La suivante est un Riesling parfait, minéral, floral, légèrement citronné, un zeste de pamplemousse et une bouche tendue, verticale et profonde, qui termine sur de magnifiques amers. Je l’ai pris pour un Sainte, d’une ce n’en était pas une, deux, c’était un Engelberg 2005 Domaine Pfister. Magnifique ! Deux « Rangen » pour terminer ce périple Alsacien. Celui d’Olivier Humbrecht à anesthésié le précédent avec ses notes fumées, légèrement tourbées et surtout par ses notes de pierres sèches persistantes. Rangen de Thann 2011 Domaine Zind-Humbrecht. La suivante a des arômes de feuille morte, de pierre à fusil, de noisette grillée, un peu trop d’alcool à mon goût, une grosse acidité et une belle finale. On s’est fait lanterner par cette Tour de Curon 2007 Domaine Tissot. La suivante est racée, complexe, sur des notes de safran, de pierre à fusil et de livèche. La bouche est étoffée, minérale, un rien sur l’alcool et parait encore très jeune. Je n’ai pas toujours été dithyrambique avec les vins de Nicolas Joly, mais là, chapeau l’artiste, ce 88 démontre avec bonheur les possibilités de vieillissement de ce cru exceptionnel. Savennières la Coulée de Serrant 1988. Deux Chardonnay, délicats, avec des notes similaires, beurrées, agrume, noisette et pomme au four. En bouche, de fines notes miellées, un peu de truffe blanche, une puissance contenue et une longueur virulente. Corton-Charlemagne 2008 Bonneau du Martray et Corton-Charlemagne 2008 Domaine Tollot-Beaut. Après un Chevalier à l’armure caramélisée, on passe à un vin qui ferait perdre la tête à beaucoup.
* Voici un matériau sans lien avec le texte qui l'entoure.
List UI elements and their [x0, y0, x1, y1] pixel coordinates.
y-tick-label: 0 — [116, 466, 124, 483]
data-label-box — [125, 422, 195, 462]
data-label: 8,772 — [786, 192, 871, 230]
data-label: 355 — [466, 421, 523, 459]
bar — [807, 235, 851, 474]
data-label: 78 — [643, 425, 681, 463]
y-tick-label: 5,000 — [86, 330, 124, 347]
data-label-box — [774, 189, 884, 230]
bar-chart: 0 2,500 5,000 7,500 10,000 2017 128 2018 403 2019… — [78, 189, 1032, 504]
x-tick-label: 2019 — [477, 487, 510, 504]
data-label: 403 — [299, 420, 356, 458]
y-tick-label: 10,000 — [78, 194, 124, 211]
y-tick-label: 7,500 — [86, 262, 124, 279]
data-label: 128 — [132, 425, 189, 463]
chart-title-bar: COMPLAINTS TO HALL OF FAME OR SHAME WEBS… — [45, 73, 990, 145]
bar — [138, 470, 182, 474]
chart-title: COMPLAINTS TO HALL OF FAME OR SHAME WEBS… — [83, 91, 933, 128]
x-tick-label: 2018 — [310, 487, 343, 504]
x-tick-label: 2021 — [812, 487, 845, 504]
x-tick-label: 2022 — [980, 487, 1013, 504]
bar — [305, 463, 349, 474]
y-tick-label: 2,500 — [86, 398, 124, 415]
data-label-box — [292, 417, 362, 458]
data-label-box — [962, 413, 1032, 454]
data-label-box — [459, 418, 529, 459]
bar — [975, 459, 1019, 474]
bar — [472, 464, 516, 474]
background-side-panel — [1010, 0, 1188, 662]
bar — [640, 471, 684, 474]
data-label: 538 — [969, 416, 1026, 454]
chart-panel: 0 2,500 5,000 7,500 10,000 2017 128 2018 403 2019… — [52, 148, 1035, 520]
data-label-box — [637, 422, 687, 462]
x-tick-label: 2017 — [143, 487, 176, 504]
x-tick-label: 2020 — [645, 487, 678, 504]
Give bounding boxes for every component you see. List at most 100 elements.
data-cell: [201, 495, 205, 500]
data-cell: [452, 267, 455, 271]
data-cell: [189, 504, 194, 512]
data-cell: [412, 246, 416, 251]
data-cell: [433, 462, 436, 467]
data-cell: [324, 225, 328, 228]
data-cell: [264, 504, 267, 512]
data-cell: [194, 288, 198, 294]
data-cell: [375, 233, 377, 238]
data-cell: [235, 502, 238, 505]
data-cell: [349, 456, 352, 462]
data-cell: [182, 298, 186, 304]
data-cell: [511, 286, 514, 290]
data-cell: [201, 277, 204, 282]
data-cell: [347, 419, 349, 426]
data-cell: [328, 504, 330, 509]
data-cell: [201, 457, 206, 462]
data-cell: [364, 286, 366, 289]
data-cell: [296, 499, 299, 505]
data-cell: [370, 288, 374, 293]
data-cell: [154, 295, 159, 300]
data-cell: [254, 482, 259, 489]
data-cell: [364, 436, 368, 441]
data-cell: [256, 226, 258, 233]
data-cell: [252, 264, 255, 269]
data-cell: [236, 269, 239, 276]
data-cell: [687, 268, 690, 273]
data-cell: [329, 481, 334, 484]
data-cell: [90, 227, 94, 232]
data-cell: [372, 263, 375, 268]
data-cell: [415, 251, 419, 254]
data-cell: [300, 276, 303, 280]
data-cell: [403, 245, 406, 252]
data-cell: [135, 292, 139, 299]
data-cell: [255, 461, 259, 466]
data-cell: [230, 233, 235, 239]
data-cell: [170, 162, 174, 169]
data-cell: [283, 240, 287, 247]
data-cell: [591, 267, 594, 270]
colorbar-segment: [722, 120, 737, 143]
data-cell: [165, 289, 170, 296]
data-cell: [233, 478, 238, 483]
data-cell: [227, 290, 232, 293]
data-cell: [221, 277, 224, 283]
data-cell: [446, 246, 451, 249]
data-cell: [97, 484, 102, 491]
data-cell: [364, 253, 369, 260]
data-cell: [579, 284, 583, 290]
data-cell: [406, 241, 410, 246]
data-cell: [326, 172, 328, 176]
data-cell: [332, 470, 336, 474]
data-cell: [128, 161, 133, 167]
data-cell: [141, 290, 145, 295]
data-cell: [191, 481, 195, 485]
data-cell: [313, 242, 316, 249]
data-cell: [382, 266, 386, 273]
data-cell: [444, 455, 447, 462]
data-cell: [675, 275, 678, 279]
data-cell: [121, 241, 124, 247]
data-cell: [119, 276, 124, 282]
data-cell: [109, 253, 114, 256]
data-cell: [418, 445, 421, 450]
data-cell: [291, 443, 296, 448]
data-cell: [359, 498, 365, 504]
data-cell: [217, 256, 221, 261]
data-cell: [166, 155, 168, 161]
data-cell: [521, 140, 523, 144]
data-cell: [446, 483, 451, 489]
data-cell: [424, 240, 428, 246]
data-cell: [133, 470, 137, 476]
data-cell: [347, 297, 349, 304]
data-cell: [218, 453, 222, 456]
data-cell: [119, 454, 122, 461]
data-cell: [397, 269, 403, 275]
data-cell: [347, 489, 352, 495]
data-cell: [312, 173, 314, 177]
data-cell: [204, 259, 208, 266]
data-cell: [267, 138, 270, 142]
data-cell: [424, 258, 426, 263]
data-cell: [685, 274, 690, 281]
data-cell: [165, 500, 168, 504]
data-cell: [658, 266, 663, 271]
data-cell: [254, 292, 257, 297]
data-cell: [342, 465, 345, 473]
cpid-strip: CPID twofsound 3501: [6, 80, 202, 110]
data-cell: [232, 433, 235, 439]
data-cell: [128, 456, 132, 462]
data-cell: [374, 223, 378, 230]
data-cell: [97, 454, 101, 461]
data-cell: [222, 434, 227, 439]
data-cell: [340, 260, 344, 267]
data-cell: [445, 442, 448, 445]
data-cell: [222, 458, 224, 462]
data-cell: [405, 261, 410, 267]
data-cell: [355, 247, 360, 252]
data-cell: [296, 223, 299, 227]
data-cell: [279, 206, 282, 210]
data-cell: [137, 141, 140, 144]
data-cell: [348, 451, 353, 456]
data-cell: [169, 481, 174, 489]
Mais, perdre la tête est souvent la meilleure manière de prendre son pied. Imaginez un nez très mûr qui sent le lutrin en acacia renfermant des feuilles de tilleul, de menthe fumée et une truffe blanche d’Alba. La boite est posée sur une vieille selle de cuir chauffée à la pierre brulante de Meursault. La bouche est d’une complexité folle, elle a l’esthétisme d’un ver de Baudelaire. Une fois qu’on en a bu, on ne l’oublie plus jamais et le désir d’en reboire ne nous quitte plus. Les Narvaux 2009 du Domaine d’Auvenay est un vin majeur, magique, l’archétype d’un grand meursault, profond, puissant, sapide. Qui boit du Meursault, ne vit ni ne meurt sot ! Cela n’a jamais été aussi vrai que ce soir.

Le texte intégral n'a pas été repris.